Un tel homme est presque toujours seul. Là-haut, dans sa chambre, il va et vient comme un loup malade. Et, quand il sort, s’il lui arrive de se mêler à la foule, il ne rencontre que les symboles du deuil, de la défaite et de la mort. Même si elle connaît le succès, on étouffe dans cette vie. On ne peut plaindre celui qui ne veut pas être plaint ; peut-être on l’envie. Mais lui, qui ose tout d’abord, n’a pas l’âme si dure qu’il ne souffre ; car la passion du pouvoir trompe toujours : qui, aimant la puissance, sera rassasié de puissance ? On a, près de soi, pour compagne de lit, la seule force toute-puissante, la garde-malade voilée qui veille même les mieux portans : la mort. Voilà pourquoi cet homme n’aime pas la campagne. La ville emporte tout dans une rumeur de mouvement. À la campagne, on ne s’abuse plus guère : à cause de ce terrible silence. On y entend marcher le temps. On y écoute tomber ses pensées ; et c’est entre les mains de la mort que coule tout ce sable. Cinquante ans, cinquante minutes au sablier.

Ibsen n’est pas aimé. On l’admire. Il ne sera jamais cher qu’aux puissans qui sont tristes ; et à ceux qui voient le monde dans la lumière étrange du crépuscule, sans être sûrs de ne pas faire un songe à la fois trop frêle et trop solide, terrible et bouffon, odieux et pitoyable.

Avant d’en venir là, Ibsen a eu tant de confiance et d’orgueil qu’ils suffisaient à beaucoup de bonheur encore. L’homme de foi n’est jamais tout à fait mort en lui. Il s’est reconnu pessimiste en ce qu’il ne croit pas à la durée éternelle d’un idéal quel qu’il soit ; mais optimiste en ce qu’il croit possible de faire succéder un idéal à un autre, en s’élevant même de ce qui est moins parfait à ce qui l’est le plus. Jusqu’en ses derniers temps, Ibsen n’a jamais été sans un idéal ou deux, ou même trois[1]. C’est plus tard qu’il a vu qu’on ne les trouve pas si aisément ; et qu’ayant perdu cette lumière, il n’y a plus qu’à s’en aller dans la nuit noire.

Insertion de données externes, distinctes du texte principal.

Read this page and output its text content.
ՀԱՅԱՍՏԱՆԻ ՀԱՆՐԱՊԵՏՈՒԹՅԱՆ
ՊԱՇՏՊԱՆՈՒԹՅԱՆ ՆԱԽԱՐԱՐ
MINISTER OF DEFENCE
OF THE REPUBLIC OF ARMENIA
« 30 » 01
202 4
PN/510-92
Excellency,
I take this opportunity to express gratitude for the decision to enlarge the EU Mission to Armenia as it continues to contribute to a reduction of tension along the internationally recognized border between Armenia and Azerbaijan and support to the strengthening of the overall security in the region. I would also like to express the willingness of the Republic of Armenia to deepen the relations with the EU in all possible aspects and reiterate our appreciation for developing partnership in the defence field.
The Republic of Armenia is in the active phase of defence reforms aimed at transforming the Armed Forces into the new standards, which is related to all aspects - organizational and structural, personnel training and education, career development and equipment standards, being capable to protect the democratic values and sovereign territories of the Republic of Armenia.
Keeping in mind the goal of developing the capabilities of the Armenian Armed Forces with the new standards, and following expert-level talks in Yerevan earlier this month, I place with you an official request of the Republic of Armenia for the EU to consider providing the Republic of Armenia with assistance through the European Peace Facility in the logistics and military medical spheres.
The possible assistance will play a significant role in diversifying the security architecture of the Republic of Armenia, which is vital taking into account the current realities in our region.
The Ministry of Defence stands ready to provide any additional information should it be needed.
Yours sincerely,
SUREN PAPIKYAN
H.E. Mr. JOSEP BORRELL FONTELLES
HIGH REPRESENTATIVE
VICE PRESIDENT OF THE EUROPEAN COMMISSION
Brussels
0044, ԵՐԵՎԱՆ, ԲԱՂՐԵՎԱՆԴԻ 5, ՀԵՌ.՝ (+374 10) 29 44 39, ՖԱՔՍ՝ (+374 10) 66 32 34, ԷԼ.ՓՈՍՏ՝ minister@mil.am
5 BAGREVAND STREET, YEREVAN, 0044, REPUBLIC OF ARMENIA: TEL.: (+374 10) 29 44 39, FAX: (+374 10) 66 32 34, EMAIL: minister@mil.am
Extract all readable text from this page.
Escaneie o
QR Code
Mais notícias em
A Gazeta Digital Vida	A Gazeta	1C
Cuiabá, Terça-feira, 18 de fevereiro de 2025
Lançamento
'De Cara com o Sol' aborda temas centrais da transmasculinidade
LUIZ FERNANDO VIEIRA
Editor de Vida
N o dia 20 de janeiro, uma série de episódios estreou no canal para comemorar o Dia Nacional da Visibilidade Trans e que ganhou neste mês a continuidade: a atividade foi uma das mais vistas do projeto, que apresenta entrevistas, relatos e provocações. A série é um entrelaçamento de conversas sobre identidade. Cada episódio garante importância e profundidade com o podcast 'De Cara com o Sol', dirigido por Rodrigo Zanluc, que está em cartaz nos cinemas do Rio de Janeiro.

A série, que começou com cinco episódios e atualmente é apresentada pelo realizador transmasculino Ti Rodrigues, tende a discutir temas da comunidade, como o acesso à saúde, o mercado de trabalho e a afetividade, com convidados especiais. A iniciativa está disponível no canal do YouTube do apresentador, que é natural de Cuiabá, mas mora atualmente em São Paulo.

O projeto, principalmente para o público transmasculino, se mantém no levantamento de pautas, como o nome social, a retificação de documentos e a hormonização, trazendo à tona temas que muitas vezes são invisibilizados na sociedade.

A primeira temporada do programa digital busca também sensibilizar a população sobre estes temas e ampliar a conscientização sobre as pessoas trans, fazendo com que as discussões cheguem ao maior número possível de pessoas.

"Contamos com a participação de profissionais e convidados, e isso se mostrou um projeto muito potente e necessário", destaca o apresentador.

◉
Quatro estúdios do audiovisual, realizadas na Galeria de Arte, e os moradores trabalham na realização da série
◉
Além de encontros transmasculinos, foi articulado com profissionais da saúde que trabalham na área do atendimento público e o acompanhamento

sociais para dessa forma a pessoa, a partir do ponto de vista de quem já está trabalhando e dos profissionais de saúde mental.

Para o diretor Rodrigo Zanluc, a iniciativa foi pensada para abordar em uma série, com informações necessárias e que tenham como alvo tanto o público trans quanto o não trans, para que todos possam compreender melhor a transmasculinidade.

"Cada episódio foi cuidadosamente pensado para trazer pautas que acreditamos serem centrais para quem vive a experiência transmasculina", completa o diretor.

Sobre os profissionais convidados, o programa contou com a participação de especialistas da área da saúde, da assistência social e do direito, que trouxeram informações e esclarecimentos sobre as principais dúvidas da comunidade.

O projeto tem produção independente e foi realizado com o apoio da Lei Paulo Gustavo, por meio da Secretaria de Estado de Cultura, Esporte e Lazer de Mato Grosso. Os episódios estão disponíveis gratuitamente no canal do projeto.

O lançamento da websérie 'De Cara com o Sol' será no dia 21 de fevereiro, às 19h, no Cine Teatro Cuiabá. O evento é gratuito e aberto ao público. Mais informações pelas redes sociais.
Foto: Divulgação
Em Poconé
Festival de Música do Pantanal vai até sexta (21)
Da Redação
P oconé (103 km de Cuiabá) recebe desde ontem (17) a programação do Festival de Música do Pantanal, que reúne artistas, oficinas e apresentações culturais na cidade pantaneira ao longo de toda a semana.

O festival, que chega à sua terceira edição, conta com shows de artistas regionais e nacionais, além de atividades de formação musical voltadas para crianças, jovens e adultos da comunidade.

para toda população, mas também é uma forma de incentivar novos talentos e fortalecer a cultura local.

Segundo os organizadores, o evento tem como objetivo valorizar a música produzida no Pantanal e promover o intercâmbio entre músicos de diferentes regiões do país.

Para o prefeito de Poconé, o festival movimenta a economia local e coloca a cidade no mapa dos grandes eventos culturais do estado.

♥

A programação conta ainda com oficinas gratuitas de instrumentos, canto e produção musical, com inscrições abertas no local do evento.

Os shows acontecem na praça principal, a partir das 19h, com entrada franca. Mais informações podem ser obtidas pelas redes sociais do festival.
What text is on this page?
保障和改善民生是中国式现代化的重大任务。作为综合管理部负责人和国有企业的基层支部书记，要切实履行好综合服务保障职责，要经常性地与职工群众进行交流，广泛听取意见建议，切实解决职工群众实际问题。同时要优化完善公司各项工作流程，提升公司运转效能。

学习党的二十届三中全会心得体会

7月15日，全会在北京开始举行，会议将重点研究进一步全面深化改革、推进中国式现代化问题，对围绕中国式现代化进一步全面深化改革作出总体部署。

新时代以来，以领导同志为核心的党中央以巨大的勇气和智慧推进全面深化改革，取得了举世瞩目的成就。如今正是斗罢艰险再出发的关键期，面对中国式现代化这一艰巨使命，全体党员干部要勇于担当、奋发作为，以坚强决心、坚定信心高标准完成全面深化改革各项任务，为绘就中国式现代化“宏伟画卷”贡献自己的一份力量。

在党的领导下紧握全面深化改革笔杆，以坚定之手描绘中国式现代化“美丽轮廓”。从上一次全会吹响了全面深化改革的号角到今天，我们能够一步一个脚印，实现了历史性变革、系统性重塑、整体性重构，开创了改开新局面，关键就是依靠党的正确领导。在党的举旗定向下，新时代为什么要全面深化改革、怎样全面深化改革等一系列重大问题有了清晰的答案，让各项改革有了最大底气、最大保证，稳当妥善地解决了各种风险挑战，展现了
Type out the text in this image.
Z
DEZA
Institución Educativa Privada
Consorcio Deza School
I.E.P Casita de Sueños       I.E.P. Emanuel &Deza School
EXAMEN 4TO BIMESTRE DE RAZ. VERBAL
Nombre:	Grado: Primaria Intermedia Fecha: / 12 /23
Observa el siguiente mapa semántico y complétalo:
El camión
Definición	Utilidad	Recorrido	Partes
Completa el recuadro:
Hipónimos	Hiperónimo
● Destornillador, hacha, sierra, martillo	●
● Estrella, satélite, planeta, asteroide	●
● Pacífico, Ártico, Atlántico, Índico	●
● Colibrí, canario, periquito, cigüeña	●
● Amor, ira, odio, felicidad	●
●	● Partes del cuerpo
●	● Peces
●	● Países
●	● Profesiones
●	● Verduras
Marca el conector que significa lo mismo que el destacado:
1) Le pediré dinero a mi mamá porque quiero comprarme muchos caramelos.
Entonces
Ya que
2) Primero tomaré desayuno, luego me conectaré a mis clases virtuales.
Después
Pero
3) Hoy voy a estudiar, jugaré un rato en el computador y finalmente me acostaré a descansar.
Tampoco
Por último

Il n’y a point de pensée si amère, ni de vie si désenchantée

  1. Ibsen aime même beaucoup ce mot si vague et si froid. C’est un trait de sa génération. Les hommes qui ont eu de 20 à 35 ans en 1848 ont fait un terrible abus de « l’idéal. » Mais on n’a pas souvent mieux à se mettre sous la dent. Et les hommes de cette époque avaient l’âme généreuse.